Internet companies, though, report that they have been getting more
traffic from mobile devices, much of it from outside the U.S. And the
companies have noticed that iPhoners use their handsets differently
from other owners of mobile phones. They search the Internet more,
particularly for movies, restaurants and news, according to market
researchers, and they watch more videos on YouTube and do more online
banking.
Google Inc., Yahoo Inc. and Microsoft Corp. are betting that mobile
services and advertising will be the next big business opportunity.
For example, the Yahoo Go service for Internet-connected cellphones
(not yet available for the iPhone) showcases a program called
PriceCheck. It allows people to check prices at a number of stores by
entering a product's bar code number.
"Maybe you will remember to do price comparisons for flat-screen TVs
online before you head out the door to a store like Best Buy, but
maybe not," said Steve Boom, a Yahoo senior vice president. "Your need
for that kind of information is immediate."
Wil Shipley, a Seattle software developer, uses his iPhone at the
Whole Foods fish counter to check websites for updates on which
seafood is the most environmentally correct to purchase. He quizzes
the staff on where and how a fish was caught. Because he carries the
Internet with him, "I can be super-picky," he said.
The clerks who work the fish counter don't mind. "He's confirming on
the Internet things that I am saying," said Whole Foods' Ken Shugarts.
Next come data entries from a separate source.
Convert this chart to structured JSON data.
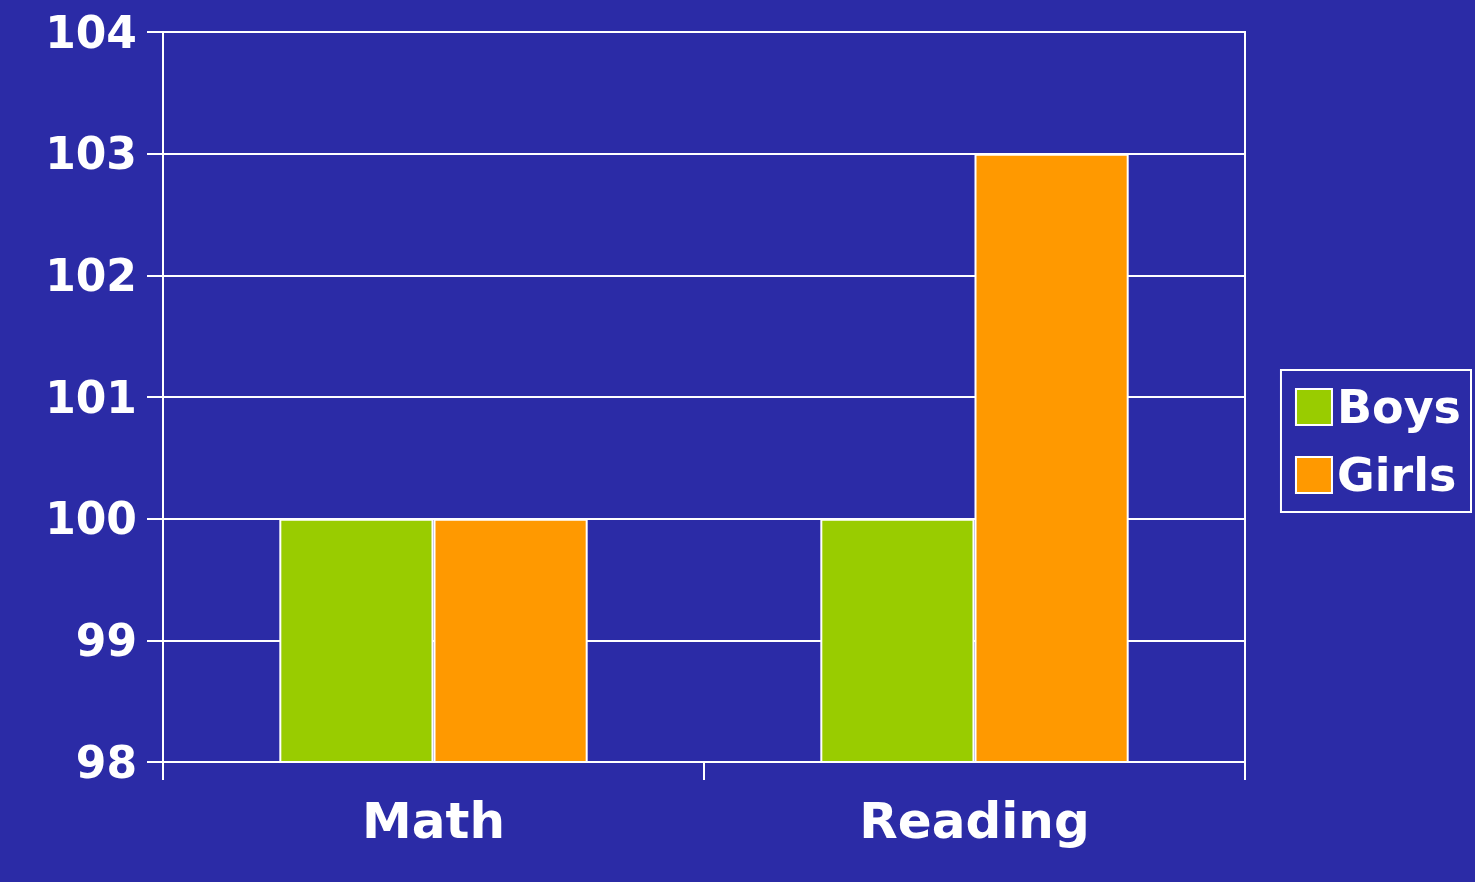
{
  "chart_data": {
    "type": "bar",
    "categories": [
      "Math",
      "Reading"
    ],
    "series": [
      {
        "name": "Boys",
        "color": "#99cc00",
        "values": [
          100,
          100
        ]
      },
      {
        "name": "Girls",
        "color": "#ff9900",
        "values": [
          100,
          103
        ]
      }
    ],
    "ylim": [
      98,
      104
    ],
    "yticks": [
      98,
      99,
      100,
      101,
      102,
      103,
      104
    ],
    "grid": "y",
    "legend": "right"
  }
}
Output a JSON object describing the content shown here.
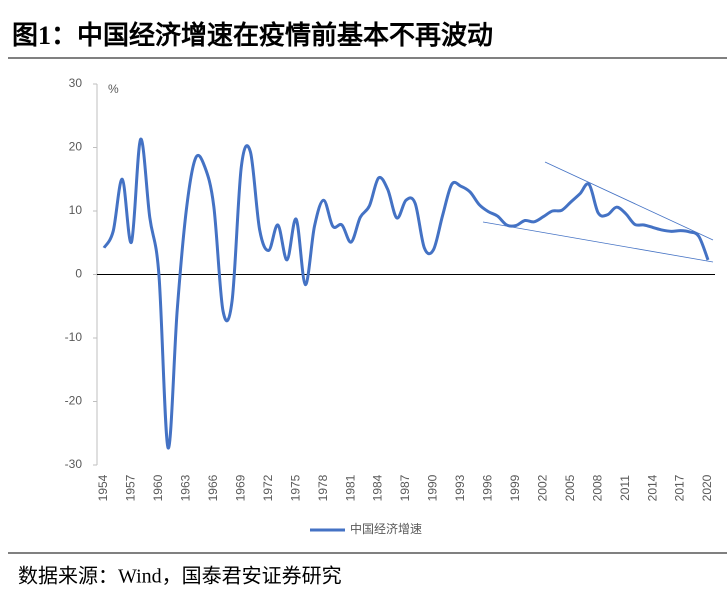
{
  "chart_data": {
    "type": "line",
    "title": "图1：中国经济增速在疫情前基本不再波动",
    "y_label": "%",
    "source": "数据来源：Wind，国泰君安证券研究",
    "x": [
      1954,
      1955,
      1956,
      1957,
      1958,
      1959,
      1960,
      1961,
      1962,
      1963,
      1964,
      1965,
      1966,
      1967,
      1968,
      1969,
      1970,
      1971,
      1972,
      1973,
      1974,
      1975,
      1976,
      1977,
      1978,
      1979,
      1980,
      1981,
      1982,
      1983,
      1984,
      1985,
      1986,
      1987,
      1988,
      1989,
      1990,
      1991,
      1992,
      1993,
      1994,
      1995,
      1996,
      1997,
      1998,
      1999,
      2000,
      2001,
      2002,
      2003,
      2004,
      2005,
      2006,
      2007,
      2008,
      2009,
      2010,
      2011,
      2012,
      2013,
      2014,
      2015,
      2016,
      2017,
      2018,
      2019,
      2020
    ],
    "series": [
      {
        "name": "中国经济增速",
        "color": "#4472c4",
        "values": [
          4.2,
          6.8,
          15.0,
          5.1,
          21.3,
          9.0,
          0.0,
          -27.3,
          -5.6,
          10.2,
          18.3,
          17.0,
          10.7,
          -5.7,
          -4.1,
          16.9,
          19.3,
          7.1,
          3.8,
          7.8,
          2.3,
          8.7,
          -1.6,
          7.6,
          11.7,
          7.6,
          7.8,
          5.1,
          9.0,
          10.8,
          15.2,
          13.4,
          8.9,
          11.7,
          11.2,
          4.2,
          3.9,
          9.3,
          14.2,
          13.9,
          13.0,
          11.0,
          9.9,
          9.2,
          7.8,
          7.7,
          8.5,
          8.3,
          9.1,
          10.0,
          10.1,
          11.4,
          12.7,
          14.2,
          9.7,
          9.4,
          10.6,
          9.6,
          7.9,
          7.8,
          7.4,
          7.0,
          6.8,
          6.9,
          6.7,
          6.0,
          2.3
        ]
      }
    ],
    "xlim": [
      1954,
      2020
    ],
    "xticks": [
      1954,
      1957,
      1960,
      1963,
      1966,
      1969,
      1972,
      1975,
      1978,
      1981,
      1984,
      1987,
      1990,
      1993,
      1996,
      1999,
      2002,
      2005,
      2008,
      2011,
      2014,
      2017,
      2020
    ],
    "ylim": [
      -30,
      30
    ],
    "yticks": [
      -30,
      -20,
      -10,
      0,
      10,
      20,
      30
    ]
  }
}
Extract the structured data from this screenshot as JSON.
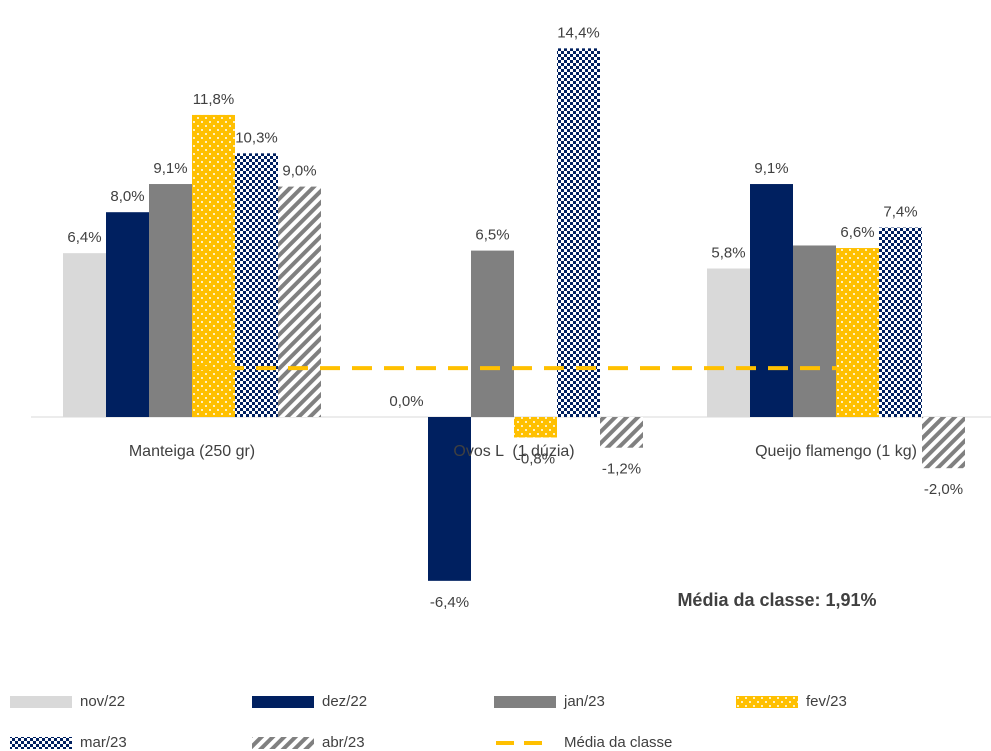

That's nice, but as Sadum warned, you should pick your iPhone moments
carefully. "The second you go into the pocket for the iPhone, you have
disconnected yourself from the conversation," she said. "No one has
the patience."
Nora Wells certainly doesn't. When she's with iPhone-toting friends
and a question comes up, she braces herself, as she did recently when
it was suggested that they go out for beers "stat." Inevitably,
someone wanted the exact definition.
"The iPhone even gave us the Latin," said Wells, a radio traffic
reporter who learned that stat is an abbreviation of statim,
"immediately," often used in the medical field. "We probably could
have been having our beer in the amount of time it took to look it up."
The proud owner of a Motorola Razr cellphone (from which she can
forward text messages, which she happily noted was beyond the iPhone's
capabilities), Wells worries that iPhoneism might overtake even her.
"I feel so pressured to get one," the 27-year-old Venice resident
said. "People expect it from me. It's the hip, young, fun thing to do."
Or not. Backstage recently in a Little Rock, Ark., theater, actress
Natalie Canerday said the cast of a play was enjoying debating the
year Bruce Springsteen's album "Born to Run" was released. Then the
director took out his iPhone. All conversation stopped as he sought
the answer: 1975, according to Wikipedia.
"Everyone said, 'Oh,' " Canerday recalled. It was another awkward
iPhone moment.
Daniel Bernstein had one when he arranged to meet friends at a bowling
alley in Daly City, near San Francisco. The lanes were booked.
Bernstein used his iPhone to locate another bowling alley 10 miles
away, find out how long the wait for a lane was and get driving
directions.
Bernstein, director of business development at an Internet company,
said his friends seemed more irked than appreciative. "They said,
'Thank you, iPhone,' " and not very nicely.